Bruno Bartoletti 1927-2013

Mon Jun 10, 2013 at 3:28 pm

By Lawrence A. Johnson

Bruno Bartoletti. Photo: Victor Skrebneski, 1994

Bruno Bartoletti, the conductor who oversaw the Lyric Opera of Chicago’s ascent to one of the world’s leading houses died Sunday age 86, one day before what would have been his 87th birthday, after a brief undisclosed illness.

“Bruno Bartoletti was a giant in Lyric’s history, nurturing and developing the fledgling company when he first joined Lyric in 1956, and overseeing its artistic and musical growth,” said Anthony Freud, Lyric’s general director, in a statement released by the company. “Bruno’s contribution to Lyric was unique in its importance and longevity, and his death truly marks the end of an era.”

William Mason, Lyric’s general director emeritus, met maestro Bartoletti in 1956 when Mason sang the Shepherd Boy in Puccini’s Tosca. “Bruno was a mentor, colleague, and friend for more than 50 years,” said Mason. “He was passionate about opera and singing. Italian opera was in his blood – there was no better interpreter of Puccini. Yet he had a unique affinity for contemporary operas as well. He was a wonderful musician and human being, and he made a remarkable contribution to the musical life of Chicago.”

The conductor made his American debut at Lyric Opera in 1956, conducting Verdi’s Il trovatore. Celebrated Italian baritone Tito Gobbi told Lyric’s founding general manager Carol Fox that she should hire the young conductor.

Bartoletti served as Lyric’s co-artistic director with Pino Donati from 1964 to 1974, serving as artistic director from 1975-1999. He conducted nearly 600 performances of 55 operas at Lyric between 1956 and 2007. Since 1999 he served the company in an advisory capacity as artistic director emeritus.

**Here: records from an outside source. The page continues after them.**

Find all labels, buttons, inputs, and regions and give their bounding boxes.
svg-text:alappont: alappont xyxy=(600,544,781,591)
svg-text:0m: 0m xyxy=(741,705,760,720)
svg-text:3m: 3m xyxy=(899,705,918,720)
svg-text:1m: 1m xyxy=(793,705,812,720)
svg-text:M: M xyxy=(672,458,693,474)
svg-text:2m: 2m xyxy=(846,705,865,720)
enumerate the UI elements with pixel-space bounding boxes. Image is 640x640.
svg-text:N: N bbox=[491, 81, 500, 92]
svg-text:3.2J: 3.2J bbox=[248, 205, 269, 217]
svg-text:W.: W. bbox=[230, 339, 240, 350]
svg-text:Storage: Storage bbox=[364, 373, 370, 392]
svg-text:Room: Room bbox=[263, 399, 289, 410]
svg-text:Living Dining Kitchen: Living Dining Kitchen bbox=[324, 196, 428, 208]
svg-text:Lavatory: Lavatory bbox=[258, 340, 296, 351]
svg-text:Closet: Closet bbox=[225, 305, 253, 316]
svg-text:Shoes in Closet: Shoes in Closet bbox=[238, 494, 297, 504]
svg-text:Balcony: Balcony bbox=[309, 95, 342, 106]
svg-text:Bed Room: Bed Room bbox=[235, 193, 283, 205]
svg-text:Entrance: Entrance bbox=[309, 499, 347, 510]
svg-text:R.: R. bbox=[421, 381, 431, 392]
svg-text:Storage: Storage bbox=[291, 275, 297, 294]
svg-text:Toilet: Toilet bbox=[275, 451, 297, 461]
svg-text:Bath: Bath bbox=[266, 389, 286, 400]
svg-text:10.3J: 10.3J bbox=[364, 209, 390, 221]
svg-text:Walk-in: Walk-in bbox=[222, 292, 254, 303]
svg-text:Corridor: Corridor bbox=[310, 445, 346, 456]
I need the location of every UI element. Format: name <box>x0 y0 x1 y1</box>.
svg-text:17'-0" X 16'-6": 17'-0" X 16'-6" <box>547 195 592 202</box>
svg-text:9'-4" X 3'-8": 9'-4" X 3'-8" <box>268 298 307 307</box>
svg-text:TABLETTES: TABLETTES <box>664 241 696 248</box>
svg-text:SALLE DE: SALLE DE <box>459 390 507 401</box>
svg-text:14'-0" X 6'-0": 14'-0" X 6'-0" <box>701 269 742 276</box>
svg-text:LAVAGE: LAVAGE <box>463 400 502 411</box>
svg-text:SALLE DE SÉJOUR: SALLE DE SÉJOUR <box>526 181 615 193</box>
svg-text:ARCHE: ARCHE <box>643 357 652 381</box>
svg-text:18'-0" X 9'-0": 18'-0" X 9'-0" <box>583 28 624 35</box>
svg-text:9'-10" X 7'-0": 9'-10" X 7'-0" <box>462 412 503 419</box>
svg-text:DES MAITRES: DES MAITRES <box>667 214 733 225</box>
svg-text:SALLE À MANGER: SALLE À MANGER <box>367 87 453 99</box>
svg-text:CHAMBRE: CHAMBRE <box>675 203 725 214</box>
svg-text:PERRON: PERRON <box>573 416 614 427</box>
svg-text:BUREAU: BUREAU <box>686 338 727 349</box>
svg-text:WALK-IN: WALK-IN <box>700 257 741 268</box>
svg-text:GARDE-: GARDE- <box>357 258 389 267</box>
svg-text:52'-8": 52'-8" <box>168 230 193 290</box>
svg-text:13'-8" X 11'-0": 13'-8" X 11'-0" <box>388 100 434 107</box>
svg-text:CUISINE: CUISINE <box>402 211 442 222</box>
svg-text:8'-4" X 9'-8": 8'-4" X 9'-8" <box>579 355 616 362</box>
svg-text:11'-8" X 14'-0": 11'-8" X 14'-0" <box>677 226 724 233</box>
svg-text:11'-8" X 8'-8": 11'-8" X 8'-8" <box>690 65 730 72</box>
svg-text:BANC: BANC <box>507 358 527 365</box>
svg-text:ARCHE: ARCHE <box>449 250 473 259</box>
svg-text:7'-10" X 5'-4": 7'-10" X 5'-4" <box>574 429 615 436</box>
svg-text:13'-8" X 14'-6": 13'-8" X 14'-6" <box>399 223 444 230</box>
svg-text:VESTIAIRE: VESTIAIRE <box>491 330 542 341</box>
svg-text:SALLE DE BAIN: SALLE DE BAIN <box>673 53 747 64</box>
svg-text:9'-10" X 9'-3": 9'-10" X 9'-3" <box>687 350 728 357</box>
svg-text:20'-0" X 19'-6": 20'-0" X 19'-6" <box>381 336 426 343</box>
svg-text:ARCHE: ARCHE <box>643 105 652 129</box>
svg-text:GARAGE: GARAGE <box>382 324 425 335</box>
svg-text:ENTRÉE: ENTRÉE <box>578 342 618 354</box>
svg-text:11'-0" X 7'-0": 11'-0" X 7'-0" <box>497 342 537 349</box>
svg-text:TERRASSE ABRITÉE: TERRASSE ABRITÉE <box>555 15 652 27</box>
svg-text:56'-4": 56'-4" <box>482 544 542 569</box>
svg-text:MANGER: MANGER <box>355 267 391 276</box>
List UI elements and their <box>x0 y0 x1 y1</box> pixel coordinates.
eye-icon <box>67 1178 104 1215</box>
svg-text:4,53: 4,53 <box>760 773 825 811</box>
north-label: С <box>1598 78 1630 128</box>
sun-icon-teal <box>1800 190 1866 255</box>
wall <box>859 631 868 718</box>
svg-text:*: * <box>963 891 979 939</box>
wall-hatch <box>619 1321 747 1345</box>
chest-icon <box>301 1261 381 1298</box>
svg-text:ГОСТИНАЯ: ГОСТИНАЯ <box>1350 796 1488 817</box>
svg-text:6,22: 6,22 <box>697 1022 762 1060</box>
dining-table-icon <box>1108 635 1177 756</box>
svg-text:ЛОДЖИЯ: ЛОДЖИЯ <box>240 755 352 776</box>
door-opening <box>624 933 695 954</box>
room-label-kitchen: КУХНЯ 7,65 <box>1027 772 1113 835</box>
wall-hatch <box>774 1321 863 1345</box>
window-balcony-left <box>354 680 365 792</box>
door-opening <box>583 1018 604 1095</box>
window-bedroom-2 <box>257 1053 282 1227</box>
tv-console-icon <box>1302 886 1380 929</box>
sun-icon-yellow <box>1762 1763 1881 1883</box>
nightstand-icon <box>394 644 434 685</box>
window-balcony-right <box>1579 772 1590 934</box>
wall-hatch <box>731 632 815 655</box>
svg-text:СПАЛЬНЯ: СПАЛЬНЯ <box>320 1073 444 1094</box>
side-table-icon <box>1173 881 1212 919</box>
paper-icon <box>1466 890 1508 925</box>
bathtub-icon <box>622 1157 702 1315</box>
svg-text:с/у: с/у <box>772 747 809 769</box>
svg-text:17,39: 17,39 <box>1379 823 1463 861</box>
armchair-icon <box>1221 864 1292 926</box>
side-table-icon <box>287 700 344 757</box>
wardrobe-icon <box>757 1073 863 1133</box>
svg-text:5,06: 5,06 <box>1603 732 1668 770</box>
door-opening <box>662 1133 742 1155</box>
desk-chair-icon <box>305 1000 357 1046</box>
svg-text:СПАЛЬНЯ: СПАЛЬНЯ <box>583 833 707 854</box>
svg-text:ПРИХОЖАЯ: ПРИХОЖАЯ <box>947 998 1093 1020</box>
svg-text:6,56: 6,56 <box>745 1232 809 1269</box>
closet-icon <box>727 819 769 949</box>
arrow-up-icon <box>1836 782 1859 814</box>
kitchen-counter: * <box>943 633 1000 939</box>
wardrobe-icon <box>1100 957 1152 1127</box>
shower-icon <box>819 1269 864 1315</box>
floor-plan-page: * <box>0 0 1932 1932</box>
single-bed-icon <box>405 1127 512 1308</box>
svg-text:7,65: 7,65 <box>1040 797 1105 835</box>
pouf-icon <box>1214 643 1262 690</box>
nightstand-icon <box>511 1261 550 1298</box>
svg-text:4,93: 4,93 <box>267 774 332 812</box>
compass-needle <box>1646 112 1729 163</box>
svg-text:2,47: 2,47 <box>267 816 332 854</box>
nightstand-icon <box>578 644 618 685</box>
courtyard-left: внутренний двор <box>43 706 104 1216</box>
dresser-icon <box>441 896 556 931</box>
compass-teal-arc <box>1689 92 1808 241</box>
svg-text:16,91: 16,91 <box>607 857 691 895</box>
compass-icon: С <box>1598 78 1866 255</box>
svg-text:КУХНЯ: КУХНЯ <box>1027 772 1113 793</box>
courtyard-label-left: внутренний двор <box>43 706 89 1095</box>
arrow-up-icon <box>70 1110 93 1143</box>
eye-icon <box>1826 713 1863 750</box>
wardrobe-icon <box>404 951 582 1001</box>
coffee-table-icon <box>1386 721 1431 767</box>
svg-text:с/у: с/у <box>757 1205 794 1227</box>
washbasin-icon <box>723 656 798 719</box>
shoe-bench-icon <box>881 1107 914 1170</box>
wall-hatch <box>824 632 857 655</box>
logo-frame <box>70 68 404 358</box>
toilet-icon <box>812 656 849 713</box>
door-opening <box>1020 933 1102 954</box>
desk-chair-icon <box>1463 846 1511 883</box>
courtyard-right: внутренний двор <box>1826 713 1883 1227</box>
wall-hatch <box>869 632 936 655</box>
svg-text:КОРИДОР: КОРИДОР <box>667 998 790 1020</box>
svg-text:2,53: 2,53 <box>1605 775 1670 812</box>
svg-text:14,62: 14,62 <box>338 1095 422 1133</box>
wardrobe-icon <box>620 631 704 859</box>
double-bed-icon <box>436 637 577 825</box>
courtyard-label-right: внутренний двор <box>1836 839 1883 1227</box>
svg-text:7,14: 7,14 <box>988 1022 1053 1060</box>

The nearly quarter-century in which he served as artistic director at Lyric, was a remarkable historical period for singers, and Bartoletti worked with nearly every great artist of the time at Lyric Opera. An incomplete list includes sopranos Montserrat Caballé, Régine Crespin, Eileen Farrell, Mirella Freni, Anna Moffo, Margaret Price, Eleanor Steber, and Renata Tebaldi; mezzos Grace Bumbry, Fiorenza Cossotto, and Marilyn Horne; tenors Carlo Bergonzi, Jussi Björling, Mario Del Monaco, Giuseppe di Stefano, Plácido Domingo, Alfredo Kraus, Luciano Pavarotti, Léopold Simoneau, Richard Tucker, and Jon Vickers; baritones Ettore Bastianini, Renato Bruson, Piero Cappuccilli, Tito Gobbi, and Sherrill Milnes; and basses Boris Christoff, Nicolai Ghiaurov, and Samuel Ramey.

While the conductor was acclaimed and most authoritative in the core Italian repertory of Puccini, Verdi, Rossini, Bellini and Donizetti, which formed Lyric Opera’s foundation in its early decades, he also excelled in Slavic works such as Smetana’s The Bartered Bride, Mussorgsky’s Khovanshchina and Boris Godunov, and Tchaikovsky’s Eugene Onegin.

Bartoletti was also a committed advocate for offbeat and contemporary works. He led the world premiere of Penderecki’s Paradise Lost in 1978, as well as the Lyric Opera premieres of Berg’s Wozzeck, Prokofiev’s The Fiery Angel and The Gambler, Falla’s El Amor Brujo, Britten’s Billy Budd,  Bartok’s Bluebeard’s Castle, Janáček’s Katya Kabanova and The Makropulos Case, and Shostakovich’s Lady Macbeth of Mtsensk.

His wife Rosanna died in 2011. Bartoletti is survived by daughters Chiara and Maria, and by five grandchildren: Livia, Filippo,  Arianna, Margherita,  and Nicolò.